“Oral drugs” covers a huge spectrum, so I’m assuming you mean oral DMDs in particular, if they are being suggested as an alternative to Betaferon.
A key thing to understand is that NONE of the DMDs - whether oral or the conventional injectables - are intended to treat symptoms such as pain. Their only job is to try to reduce or prevent future relapses, not to make the person feel better NOW. If your friend opts for the oral DMDs, it needs to be on the clear understanding that reducing future relapses IS a benefit, but treating symptoms is not the aim. It’s unreasonable to expect any DMD to work as a painkiller, because that’s not what they’re for.
If someone is relapsing very frequently, and it’s the relapses causing the pain, then yes, I suppose managing to prolong the intervals between relapses would enable a fuller recovery, and perhaps improve how the person feels. But that’s really more of a by-the-by, and still wouldn’t mean the DMD was functioning as a painkiller. DMDs don’t reverse damage that has already happened, and that’s why they’re not very effective at treating symptoms, which result from existing damage.

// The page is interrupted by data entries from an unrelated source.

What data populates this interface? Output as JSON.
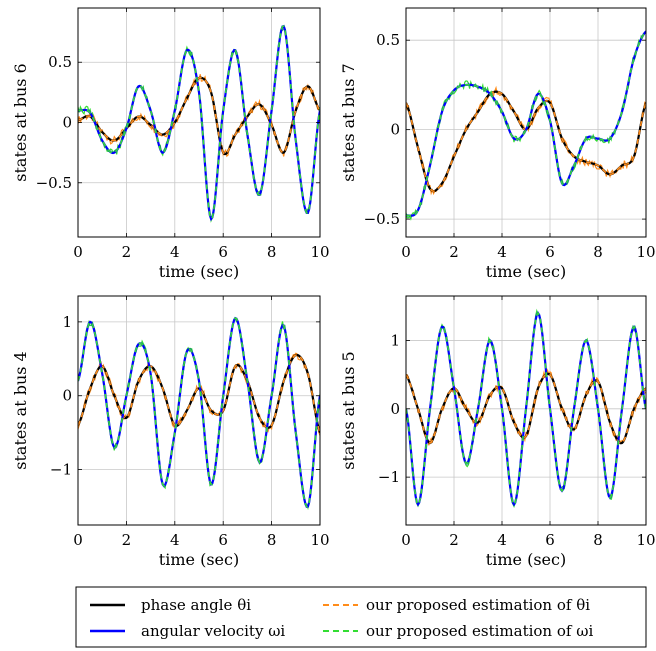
{
  "chart_data": [
    {
      "type": "line",
      "ylabel": "states at bus 6",
      "xlabel": "time (sec)",
      "xlim": [
        0,
        10
      ],
      "ylim": [
        -0.95,
        0.95
      ],
      "xticks": [
        0,
        2,
        4,
        6,
        8,
        10
      ],
      "yticks": [
        -0.5,
        0,
        0.5
      ],
      "ytick_labels": [
        "−0.5",
        "0",
        "0.5"
      ],
      "grid": true,
      "series": [
        {
          "name": "phase angle θi",
          "key": "theta",
          "x": [
            0,
            0.5,
            1,
            1.5,
            2,
            2.5,
            3,
            3.5,
            4,
            4.5,
            5,
            5.5,
            6,
            6.5,
            7,
            7.5,
            8,
            8.5,
            9,
            9.5,
            10
          ],
          "y": [
            0.02,
            0.05,
            -0.08,
            -0.15,
            -0.05,
            0.05,
            -0.02,
            -0.1,
            0,
            0.2,
            0.37,
            0.25,
            -0.25,
            -0.1,
            0.05,
            0.15,
            -0.02,
            -0.25,
            0.1,
            0.3,
            0.1
          ]
        },
        {
          "name": "angular velocity ωi",
          "key": "omega",
          "x": [
            0,
            0.5,
            1,
            1.5,
            2,
            2.5,
            3,
            3.5,
            4,
            4.5,
            5,
            5.5,
            6,
            6.5,
            7,
            7.5,
            8,
            8.5,
            9,
            9.5,
            10
          ],
          "y": [
            0.1,
            0.08,
            -0.15,
            -0.25,
            -0.05,
            0.3,
            0.1,
            -0.25,
            0.1,
            0.6,
            0.25,
            -0.8,
            0.1,
            0.6,
            -0.1,
            -0.6,
            0.1,
            0.8,
            -0.15,
            -0.75,
            0.1
          ]
        }
      ]
    },
    {
      "type": "line",
      "ylabel": "states at bus 7",
      "xlabel": "time (sec)",
      "xlim": [
        0,
        10
      ],
      "ylim": [
        -0.6,
        0.68
      ],
      "xticks": [
        0,
        2,
        4,
        6,
        8,
        10
      ],
      "yticks": [
        -0.5,
        0,
        0.5
      ],
      "ytick_labels": [
        "−0.5",
        "0",
        "0.5"
      ],
      "grid": true,
      "series": [
        {
          "name": "phase angle θi",
          "key": "theta",
          "x": [
            0,
            0.5,
            1,
            1.5,
            2,
            2.5,
            3,
            3.5,
            4,
            4.5,
            5,
            5.5,
            6,
            6.5,
            7,
            7.5,
            8,
            8.5,
            9,
            9.5,
            10
          ],
          "y": [
            0.15,
            -0.1,
            -0.33,
            -0.3,
            -0.15,
            0,
            0.1,
            0.2,
            0.2,
            0.1,
            0,
            0.12,
            0.15,
            -0.05,
            -0.15,
            -0.18,
            -0.2,
            -0.25,
            -0.2,
            -0.15,
            0.15
          ]
        },
        {
          "name": "angular velocity ωi",
          "key": "omega",
          "x": [
            0,
            0.5,
            1,
            1.5,
            2,
            2.5,
            3,
            3.5,
            4,
            4.5,
            5,
            5.5,
            6,
            6.5,
            7,
            7.5,
            8,
            8.5,
            9,
            9.5,
            10
          ],
          "y": [
            -0.48,
            -0.45,
            -0.2,
            0.1,
            0.22,
            0.25,
            0.24,
            0.2,
            0.1,
            -0.05,
            0,
            0.2,
            0.05,
            -0.3,
            -0.2,
            -0.05,
            -0.05,
            -0.05,
            0.1,
            0.4,
            0.55
          ]
        }
      ]
    },
    {
      "type": "line",
      "ylabel": "states at bus 4",
      "xlabel": "time (sec)",
      "xlim": [
        0,
        10
      ],
      "ylim": [
        -1.75,
        1.35
      ],
      "xticks": [
        0,
        2,
        4,
        6,
        8,
        10
      ],
      "yticks": [
        -1,
        0,
        1
      ],
      "ytick_labels": [
        "−1",
        "0",
        "1"
      ],
      "grid": true,
      "series": [
        {
          "name": "phase angle θi",
          "key": "theta",
          "x": [
            0,
            0.5,
            1,
            1.5,
            2,
            2.5,
            3,
            3.5,
            4,
            4.5,
            5,
            5.5,
            6,
            6.5,
            7,
            7.5,
            8,
            8.5,
            9,
            9.5,
            10
          ],
          "y": [
            -0.4,
            0.1,
            0.4,
            0,
            -0.3,
            0.2,
            0.4,
            0.1,
            -0.4,
            -0.2,
            0.1,
            -0.2,
            -0.2,
            0.4,
            0.2,
            -0.3,
            -0.4,
            0.2,
            0.55,
            0.3,
            -0.5
          ]
        },
        {
          "name": "angular velocity ωi",
          "key": "omega",
          "x": [
            0,
            0.5,
            1,
            1.5,
            2,
            2.5,
            3,
            3.5,
            4,
            4.5,
            5,
            5.5,
            6,
            6.5,
            7,
            7.5,
            8,
            8.5,
            9,
            9.5,
            10
          ],
          "y": [
            0.2,
            1.0,
            0.3,
            -0.7,
            0,
            0.7,
            0.3,
            -1.2,
            -0.5,
            0.6,
            0.2,
            -1.2,
            0,
            1.05,
            0.2,
            -0.9,
            0,
            0.95,
            -0.5,
            -1.5,
            0
          ]
        }
      ]
    },
    {
      "type": "line",
      "ylabel": "states at bus 5",
      "xlabel": "time (sec)",
      "xlim": [
        0,
        10
      ],
      "ylim": [
        -1.7,
        1.65
      ],
      "xticks": [
        0,
        2,
        4,
        6,
        8,
        10
      ],
      "yticks": [
        -1,
        0,
        1
      ],
      "ytick_labels": [
        "−1",
        "0",
        "1"
      ],
      "grid": true,
      "series": [
        {
          "name": "phase angle θi",
          "key": "theta",
          "x": [
            0,
            0.5,
            1,
            1.5,
            2,
            2.5,
            3,
            3.5,
            4,
            4.5,
            5,
            5.5,
            6,
            6.5,
            7,
            7.5,
            8,
            8.5,
            9,
            9.5,
            10
          ],
          "y": [
            0.5,
            0,
            -0.5,
            0,
            0.3,
            0,
            -0.2,
            0.2,
            0.3,
            -0.2,
            -0.4,
            0.3,
            0.5,
            0,
            -0.3,
            0.2,
            0.4,
            -0.2,
            -0.5,
            0,
            0.3
          ]
        },
        {
          "name": "angular velocity ωi",
          "key": "omega",
          "x": [
            0,
            0.5,
            1,
            1.5,
            2,
            2.5,
            3,
            3.5,
            4,
            4.5,
            5,
            5.5,
            6,
            6.5,
            7,
            7.5,
            8,
            8.5,
            9,
            9.5,
            10
          ],
          "y": [
            0,
            -1.4,
            0,
            1.2,
            0.3,
            -0.8,
            0,
            1.0,
            0,
            -1.4,
            0,
            1.4,
            0,
            -1.2,
            0,
            1.0,
            0,
            -1.3,
            0,
            1.2,
            0
          ]
        }
      ]
    }
  ],
  "legend": {
    "items": [
      {
        "label": "phase angle θi",
        "color": "#000000",
        "style": "solid"
      },
      {
        "label": "our proposed estimation of θi",
        "color": "#ff8c1a",
        "style": "dashed"
      },
      {
        "label": "angular velocity ωi",
        "color": "#0000ff",
        "style": "solid"
      },
      {
        "label": "our proposed estimation of ωi",
        "color": "#33dd33",
        "style": "dashed"
      }
    ]
  },
  "colors": {
    "theta": "#000000",
    "theta_est": "#ff8c1a",
    "omega": "#0000ff",
    "omega_est": "#33dd33",
    "grid": "#c8c8c8"
  }
}
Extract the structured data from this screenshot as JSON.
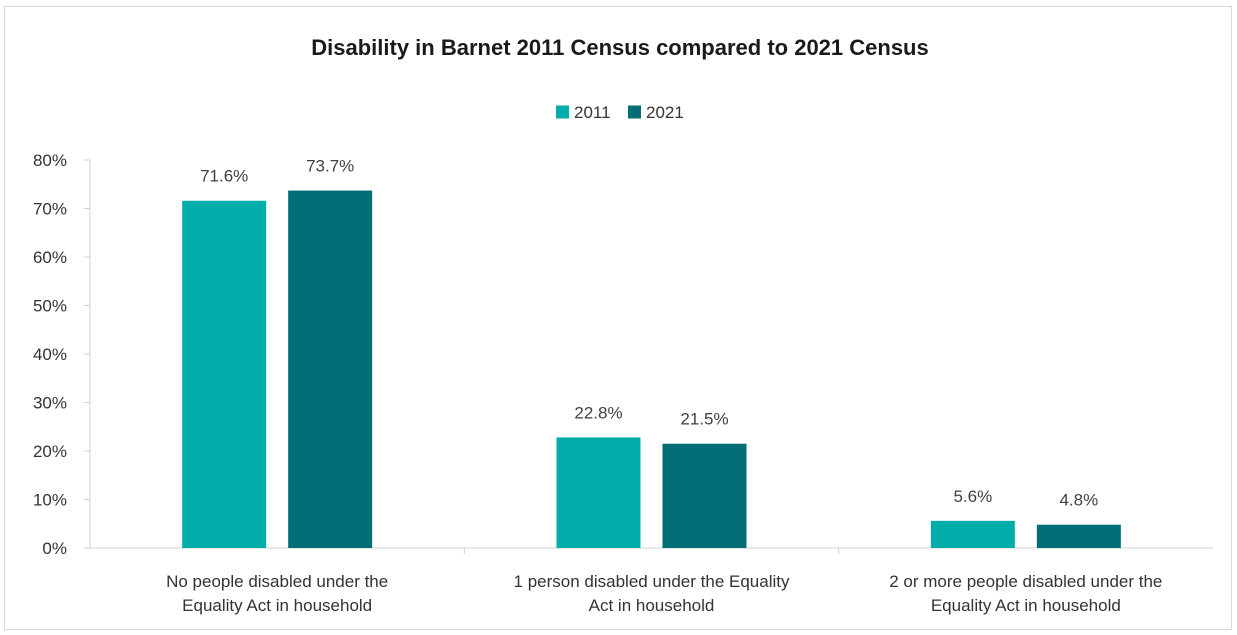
{
  "chart_data": {
    "type": "bar",
    "title": "Disability in Barnet 2011 Census compared to 2021 Census",
    "categories": [
      [
        "No people disabled under the",
        "Equality Act in household"
      ],
      [
        "1 person disabled under the Equality",
        "Act in household"
      ],
      [
        "2 or more people disabled under the",
        "Equality Act in household"
      ]
    ],
    "series": [
      {
        "name": "2011",
        "values": [
          71.6,
          22.8,
          5.6
        ],
        "labels": [
          "71.6%",
          "22.8%",
          "5.6%"
        ],
        "color": "#00ADA9"
      },
      {
        "name": "2021",
        "values": [
          73.7,
          21.5,
          4.8
        ],
        "labels": [
          "73.7%",
          "21.5%",
          "4.8%"
        ],
        "color": "#006E74"
      }
    ],
    "ylim": [
      0,
      80
    ],
    "yticks": [
      "0%",
      "10%",
      "20%",
      "30%",
      "40%",
      "50%",
      "60%",
      "70%",
      "80%"
    ],
    "yticks_values": [
      0,
      10,
      20,
      30,
      40,
      50,
      60,
      70,
      80
    ],
    "legend_position": "top-center",
    "grid": false
  }
}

Having said that, there are many oral drugs (not DMDs) that ARE designed to treat symptoms, and there’s absolutely no reason a person can’t do both - DMDs to try to limit future disease activity, and other drugs to help things NOW - you don’t have to choose on or the other.
If pain is the main problem, your friend probably needs to discuss pain relief options, as well as a different DMD. The two are not really connected.